I decided not to prepare my sign in advance, just in case the police stopped me on my way there. Who knows, I am not an expert at demonstrating anyway. I was excited about the idea of someone reading my line and feeling moved. My naive imagination even got excited by the thought that some journalist would be interested in our story.
But in the middle of this excitement, I arrived in Rue Juste Lipse, and found myself in front of the typical Brussels wire fence. "Where is your badge, mademoiselle?" the policeman asked. "I don't have one." I was crestfallen. "Only EU employees are allowed," he said, "the entire area is closed." I felt stupid. Plain stupid. I turned around and stupidly dropped some tears of frustration. But I kept walking to the other side of Rond Point Schuman, where all the journalists are and where I thought I would have more of a chance. Same old story. And total failure.
The feeling of frustration was immense. My dad, whom I called to give vent to my disappointment, said it was completely normal that they wouldn't allow people in.

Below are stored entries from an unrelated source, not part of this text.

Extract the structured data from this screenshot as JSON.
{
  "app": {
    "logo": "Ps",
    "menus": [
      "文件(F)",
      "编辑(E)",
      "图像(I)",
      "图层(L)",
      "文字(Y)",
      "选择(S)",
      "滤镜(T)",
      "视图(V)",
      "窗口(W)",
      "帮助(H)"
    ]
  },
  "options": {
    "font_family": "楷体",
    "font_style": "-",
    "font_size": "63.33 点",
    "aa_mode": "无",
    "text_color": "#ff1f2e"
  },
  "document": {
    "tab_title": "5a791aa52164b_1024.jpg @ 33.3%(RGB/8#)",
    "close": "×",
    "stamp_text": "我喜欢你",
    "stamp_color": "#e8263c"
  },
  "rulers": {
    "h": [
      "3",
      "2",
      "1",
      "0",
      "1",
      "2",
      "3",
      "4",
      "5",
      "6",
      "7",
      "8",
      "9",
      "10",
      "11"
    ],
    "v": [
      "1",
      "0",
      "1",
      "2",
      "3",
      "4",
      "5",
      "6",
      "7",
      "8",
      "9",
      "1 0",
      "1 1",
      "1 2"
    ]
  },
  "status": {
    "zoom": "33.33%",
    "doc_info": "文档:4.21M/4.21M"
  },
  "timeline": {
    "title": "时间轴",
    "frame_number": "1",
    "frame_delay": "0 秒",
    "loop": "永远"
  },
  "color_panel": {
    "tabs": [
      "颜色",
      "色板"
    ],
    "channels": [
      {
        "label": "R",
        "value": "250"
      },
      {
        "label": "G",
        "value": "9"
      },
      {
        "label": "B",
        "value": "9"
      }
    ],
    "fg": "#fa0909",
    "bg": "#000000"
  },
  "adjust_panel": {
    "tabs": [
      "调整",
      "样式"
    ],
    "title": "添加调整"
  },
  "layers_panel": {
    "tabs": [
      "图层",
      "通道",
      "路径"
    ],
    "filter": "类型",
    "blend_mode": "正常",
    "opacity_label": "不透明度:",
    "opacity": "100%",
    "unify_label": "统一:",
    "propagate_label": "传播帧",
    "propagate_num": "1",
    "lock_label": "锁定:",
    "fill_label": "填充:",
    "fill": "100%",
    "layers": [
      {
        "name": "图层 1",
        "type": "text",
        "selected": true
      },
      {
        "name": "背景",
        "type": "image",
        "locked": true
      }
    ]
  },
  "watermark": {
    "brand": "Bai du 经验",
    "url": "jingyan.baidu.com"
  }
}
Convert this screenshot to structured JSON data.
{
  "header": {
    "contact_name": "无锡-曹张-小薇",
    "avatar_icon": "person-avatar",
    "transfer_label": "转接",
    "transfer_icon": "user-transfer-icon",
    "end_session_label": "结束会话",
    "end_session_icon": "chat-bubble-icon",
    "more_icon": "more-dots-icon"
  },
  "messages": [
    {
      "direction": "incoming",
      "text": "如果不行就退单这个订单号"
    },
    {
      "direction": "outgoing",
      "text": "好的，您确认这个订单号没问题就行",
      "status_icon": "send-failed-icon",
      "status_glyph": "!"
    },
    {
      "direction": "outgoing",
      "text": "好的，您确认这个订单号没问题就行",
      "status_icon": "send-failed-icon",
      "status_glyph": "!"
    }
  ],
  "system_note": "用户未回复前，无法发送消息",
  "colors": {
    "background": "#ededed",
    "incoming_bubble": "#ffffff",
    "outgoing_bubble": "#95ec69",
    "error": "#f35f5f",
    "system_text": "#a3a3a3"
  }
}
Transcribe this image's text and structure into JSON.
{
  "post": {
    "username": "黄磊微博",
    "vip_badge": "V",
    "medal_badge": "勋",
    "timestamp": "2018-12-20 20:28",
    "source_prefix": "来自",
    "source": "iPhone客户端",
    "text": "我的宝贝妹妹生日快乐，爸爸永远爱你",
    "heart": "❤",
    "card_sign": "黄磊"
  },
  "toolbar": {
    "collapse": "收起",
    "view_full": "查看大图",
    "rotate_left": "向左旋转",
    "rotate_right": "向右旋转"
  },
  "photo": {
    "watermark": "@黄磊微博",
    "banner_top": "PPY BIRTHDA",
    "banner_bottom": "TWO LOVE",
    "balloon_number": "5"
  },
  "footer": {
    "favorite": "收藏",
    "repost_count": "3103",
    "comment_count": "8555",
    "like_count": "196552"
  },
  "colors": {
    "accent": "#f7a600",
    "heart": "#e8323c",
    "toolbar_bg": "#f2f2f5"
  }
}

And maybe he is right. But as an incurably naive young European, I just wanted to be a face from the street in the middle of the bureaucratic greyness. Not even inside the building, just outside! Holding a sentence that would make something go 'click' in someone's mind. I thought that the fortress which surrounded the summit couldn't be more symbolic of the distance between the leaders and the people. One might argue that there are other ways to channel requests, and that is true, but the street should be open for spontaneous peaceful expression. How are we supposed to reduce the so-called democratic deficit, and how are we going to succeed at creating the long-awaited active citizenship if we can't even achieve the most basic form of communication?
Just three days ago, before asking myself this question, I was reading about the new number of unemployed people in Spain. 5.3 million. 22.85% of the population. 39% of young people. And, according to this El País article, one in two under age. It was the first time in my life that numbers gave me goosebumps. On that very day, I told a friend how frustrating it was to see such a tragedy simplified in cold numbers. I miss seeing the names and stories behind the statistics. I wish the tragedy was treated as such, and that those in families or countries that are doing well, would understand those that are not doing so well. Today, on the day that my family became part of the statistics, I just wanted to be one of the faces that could humanise the crisis.